A lack of health insurance didn’t help matters. But at the time, Jenkins was taking a self-described “vow of poverty,” having dedicated his life to music after forgoing opportunities to attend grad school. He wanted to “make a world according to his own desires,” against his parents’ wishes.
“It was just straight desperation: I have a song in me and abandoned any fallbacks.”
“My mother thought I was on drugs,” the singer notes. “I wasn’t on drugs at all. There was a lot of anxiety, I think. I would get enough money for coffee and fill it with half-and-half and sugar to get the calories and see it as a meal. Just showing up at friends’ houses for dinner. Being that guy.”
His struggle, as he sees it, made him “fierce.” He lacked a self-conscious attitude and ego about his music. “It was just straight desperation: I have a song in me and abandoned any fallbacks. This is it. This is what I’m doing.”
His fierceness paid off: With no label connections and just demos of songs that didn’t fit in with their scene let alone the post-grunge sound that dominated rock radio at the time, things finally fell into place for the band. A friend became their manager, and they met engineers David Gleason and Eric Dodd who worked with them on the songs Jenkins had been writing.
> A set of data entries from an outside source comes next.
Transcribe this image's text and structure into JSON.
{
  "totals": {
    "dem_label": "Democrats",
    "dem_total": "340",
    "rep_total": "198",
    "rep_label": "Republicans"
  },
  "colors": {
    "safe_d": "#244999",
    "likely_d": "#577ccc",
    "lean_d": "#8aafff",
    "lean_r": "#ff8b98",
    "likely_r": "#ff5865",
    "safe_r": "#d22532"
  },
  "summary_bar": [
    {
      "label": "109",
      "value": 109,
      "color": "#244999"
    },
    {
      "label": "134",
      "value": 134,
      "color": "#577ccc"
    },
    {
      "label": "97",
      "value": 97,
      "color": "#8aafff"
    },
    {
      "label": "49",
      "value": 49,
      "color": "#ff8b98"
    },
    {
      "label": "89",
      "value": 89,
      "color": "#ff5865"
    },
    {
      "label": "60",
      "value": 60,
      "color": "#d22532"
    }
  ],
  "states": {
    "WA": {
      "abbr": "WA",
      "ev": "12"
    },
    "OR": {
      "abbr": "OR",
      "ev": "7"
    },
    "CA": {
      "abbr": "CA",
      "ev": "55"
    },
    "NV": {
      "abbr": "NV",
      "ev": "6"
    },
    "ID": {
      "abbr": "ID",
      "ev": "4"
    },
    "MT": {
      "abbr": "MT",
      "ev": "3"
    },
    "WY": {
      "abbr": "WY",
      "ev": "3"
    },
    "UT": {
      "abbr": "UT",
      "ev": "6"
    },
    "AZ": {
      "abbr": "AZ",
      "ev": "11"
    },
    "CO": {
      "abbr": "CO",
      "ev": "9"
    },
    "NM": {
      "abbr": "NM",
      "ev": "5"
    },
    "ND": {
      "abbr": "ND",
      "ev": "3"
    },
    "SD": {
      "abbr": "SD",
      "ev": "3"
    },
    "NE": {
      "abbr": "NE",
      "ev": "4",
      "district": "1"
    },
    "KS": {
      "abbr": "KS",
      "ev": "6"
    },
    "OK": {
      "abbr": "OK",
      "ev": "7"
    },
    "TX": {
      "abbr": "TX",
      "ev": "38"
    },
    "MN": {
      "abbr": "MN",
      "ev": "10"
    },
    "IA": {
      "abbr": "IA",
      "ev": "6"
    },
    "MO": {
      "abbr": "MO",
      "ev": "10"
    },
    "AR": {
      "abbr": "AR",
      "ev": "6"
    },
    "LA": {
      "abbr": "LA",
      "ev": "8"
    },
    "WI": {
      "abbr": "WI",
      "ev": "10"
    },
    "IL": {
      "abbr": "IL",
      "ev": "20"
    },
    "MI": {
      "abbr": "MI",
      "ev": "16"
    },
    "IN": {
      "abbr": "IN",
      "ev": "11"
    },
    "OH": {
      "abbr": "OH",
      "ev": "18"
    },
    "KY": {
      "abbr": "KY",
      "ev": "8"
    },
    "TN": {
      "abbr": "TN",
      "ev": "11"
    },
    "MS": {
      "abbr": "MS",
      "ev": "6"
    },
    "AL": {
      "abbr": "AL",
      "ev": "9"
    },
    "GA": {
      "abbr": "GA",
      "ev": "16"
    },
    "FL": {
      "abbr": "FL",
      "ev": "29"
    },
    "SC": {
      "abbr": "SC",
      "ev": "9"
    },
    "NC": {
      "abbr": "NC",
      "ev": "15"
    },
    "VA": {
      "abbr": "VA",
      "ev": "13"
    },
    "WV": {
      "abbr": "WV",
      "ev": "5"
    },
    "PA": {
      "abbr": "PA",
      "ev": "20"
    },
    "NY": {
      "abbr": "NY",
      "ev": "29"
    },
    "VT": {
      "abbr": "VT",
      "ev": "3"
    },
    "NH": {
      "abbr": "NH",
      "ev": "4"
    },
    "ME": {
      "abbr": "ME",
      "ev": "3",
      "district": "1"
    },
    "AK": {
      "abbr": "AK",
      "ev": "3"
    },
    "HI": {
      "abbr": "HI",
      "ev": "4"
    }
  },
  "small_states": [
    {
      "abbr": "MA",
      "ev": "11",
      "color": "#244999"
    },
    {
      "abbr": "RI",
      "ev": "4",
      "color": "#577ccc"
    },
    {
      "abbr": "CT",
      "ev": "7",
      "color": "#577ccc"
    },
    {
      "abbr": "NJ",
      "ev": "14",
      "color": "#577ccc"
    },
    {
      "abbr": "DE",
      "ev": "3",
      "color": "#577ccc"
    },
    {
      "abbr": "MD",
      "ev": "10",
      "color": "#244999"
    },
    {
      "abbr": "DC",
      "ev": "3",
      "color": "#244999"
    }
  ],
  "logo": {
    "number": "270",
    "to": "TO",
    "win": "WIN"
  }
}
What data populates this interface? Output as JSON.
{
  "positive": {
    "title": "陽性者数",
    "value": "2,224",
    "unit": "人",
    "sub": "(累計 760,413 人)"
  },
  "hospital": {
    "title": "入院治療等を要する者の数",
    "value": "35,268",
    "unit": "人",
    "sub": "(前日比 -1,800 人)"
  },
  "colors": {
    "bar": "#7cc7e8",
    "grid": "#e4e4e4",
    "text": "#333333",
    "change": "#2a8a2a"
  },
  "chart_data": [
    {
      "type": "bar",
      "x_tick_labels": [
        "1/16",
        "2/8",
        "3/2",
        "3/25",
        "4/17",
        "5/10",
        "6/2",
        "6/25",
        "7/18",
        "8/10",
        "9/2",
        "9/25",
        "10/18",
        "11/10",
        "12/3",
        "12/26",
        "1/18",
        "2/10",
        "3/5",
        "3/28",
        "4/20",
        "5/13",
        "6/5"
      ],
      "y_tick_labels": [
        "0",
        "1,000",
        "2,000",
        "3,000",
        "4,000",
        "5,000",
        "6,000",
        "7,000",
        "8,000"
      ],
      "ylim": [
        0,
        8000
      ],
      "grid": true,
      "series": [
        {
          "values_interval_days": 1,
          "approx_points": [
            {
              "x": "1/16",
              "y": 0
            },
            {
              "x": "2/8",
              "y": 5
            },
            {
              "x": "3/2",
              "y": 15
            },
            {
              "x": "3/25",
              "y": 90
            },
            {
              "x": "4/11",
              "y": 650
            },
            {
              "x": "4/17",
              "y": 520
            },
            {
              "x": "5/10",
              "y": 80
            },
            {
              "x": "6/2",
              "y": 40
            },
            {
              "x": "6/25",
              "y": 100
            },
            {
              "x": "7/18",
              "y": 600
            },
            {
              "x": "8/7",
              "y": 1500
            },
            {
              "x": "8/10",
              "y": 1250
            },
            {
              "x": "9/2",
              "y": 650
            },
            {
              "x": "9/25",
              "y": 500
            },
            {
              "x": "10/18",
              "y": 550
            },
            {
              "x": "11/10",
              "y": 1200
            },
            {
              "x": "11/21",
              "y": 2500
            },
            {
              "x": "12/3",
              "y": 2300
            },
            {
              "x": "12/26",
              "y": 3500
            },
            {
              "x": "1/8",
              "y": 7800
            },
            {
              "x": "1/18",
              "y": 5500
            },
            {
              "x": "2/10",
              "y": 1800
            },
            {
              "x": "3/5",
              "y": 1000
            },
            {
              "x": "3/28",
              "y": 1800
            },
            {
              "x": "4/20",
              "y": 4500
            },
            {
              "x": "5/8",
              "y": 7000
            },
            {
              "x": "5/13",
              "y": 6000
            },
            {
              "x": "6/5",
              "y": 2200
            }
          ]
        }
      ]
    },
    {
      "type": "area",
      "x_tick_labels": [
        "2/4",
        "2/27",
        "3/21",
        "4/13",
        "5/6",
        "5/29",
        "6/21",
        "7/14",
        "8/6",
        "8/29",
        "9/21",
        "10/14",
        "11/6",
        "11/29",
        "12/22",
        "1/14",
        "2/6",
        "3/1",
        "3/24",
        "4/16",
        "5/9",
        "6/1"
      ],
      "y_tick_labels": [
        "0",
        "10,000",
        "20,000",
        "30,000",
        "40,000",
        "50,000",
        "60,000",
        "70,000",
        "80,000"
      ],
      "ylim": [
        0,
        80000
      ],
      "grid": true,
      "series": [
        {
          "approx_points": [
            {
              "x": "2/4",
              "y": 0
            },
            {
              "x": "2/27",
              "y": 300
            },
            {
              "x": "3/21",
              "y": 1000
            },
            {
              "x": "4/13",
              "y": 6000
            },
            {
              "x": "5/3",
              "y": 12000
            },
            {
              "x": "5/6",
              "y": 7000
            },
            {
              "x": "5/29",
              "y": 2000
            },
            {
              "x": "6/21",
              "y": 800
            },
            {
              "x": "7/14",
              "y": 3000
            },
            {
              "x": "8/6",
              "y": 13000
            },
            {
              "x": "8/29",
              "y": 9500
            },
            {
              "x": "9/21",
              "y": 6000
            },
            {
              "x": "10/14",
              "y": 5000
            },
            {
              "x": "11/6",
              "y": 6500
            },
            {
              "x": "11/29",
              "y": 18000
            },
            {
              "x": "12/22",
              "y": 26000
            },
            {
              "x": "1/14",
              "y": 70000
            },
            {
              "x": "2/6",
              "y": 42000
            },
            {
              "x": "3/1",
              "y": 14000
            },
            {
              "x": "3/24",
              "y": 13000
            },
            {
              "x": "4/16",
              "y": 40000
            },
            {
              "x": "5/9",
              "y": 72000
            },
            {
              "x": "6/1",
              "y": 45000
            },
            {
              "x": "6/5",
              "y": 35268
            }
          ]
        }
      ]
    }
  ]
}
At one point, Gleason helped them sneak into George Lucas’ Skywalker Ranch where he worked to record some songs, including the track “Slow Motion” which would appear on the band’s sophomore album Blue.
Third Eye Blind’s demos of “How’s It Going to Be” and “Slow Motion” began circulating, leading to a meeting with Dave Massey of Epic. By the end of the meeting, Jenkins had finagled his way into an opening spot for Oasis’ concert in San Francisco that same week.
“I think he liked my directness,” Jenkins reflects. “He wasn’t threatened by it the way that some people were.”
The Oasis gig was a turning point for a band used to playing for 60 people and suddenly opening for the music world’s biggest group. A bidding war ensued and the deal Third Eye Blind struck with Elektra was one of the biggest deals for an unsigned act at that time.
What happened next seemed unfathomable: Third Eye Blind became huge. A jumpy tune about crystal-meth addiction called “Semi-Charmed Life” became their first single — a decision Jenkins was initially against because it wasn’t demonstrative of the album’s sound and also not exactly radio-friendly. It peaked at Number Four and became one of the most iconic songs of Nineties. Four more singles followed, with “How’s It Going to Be” and “Jumper” both cracking the Top 10. Third Eye Blind has gone six times platinum and remained on the charts for more than 100 weeks. To this day, songs from their album are still in heavy radio rotation and used in films and on television.
“I think you could put it out now and it would sell,” Jenkins says. “You could put it on XMU or Alt Nation and it would sound as dark and as vital. I think that pain of not fitting into the world I was in and not feeling comfortable meant that in the long run, the song songs aren’t dated by trends and genres that were happening around me.”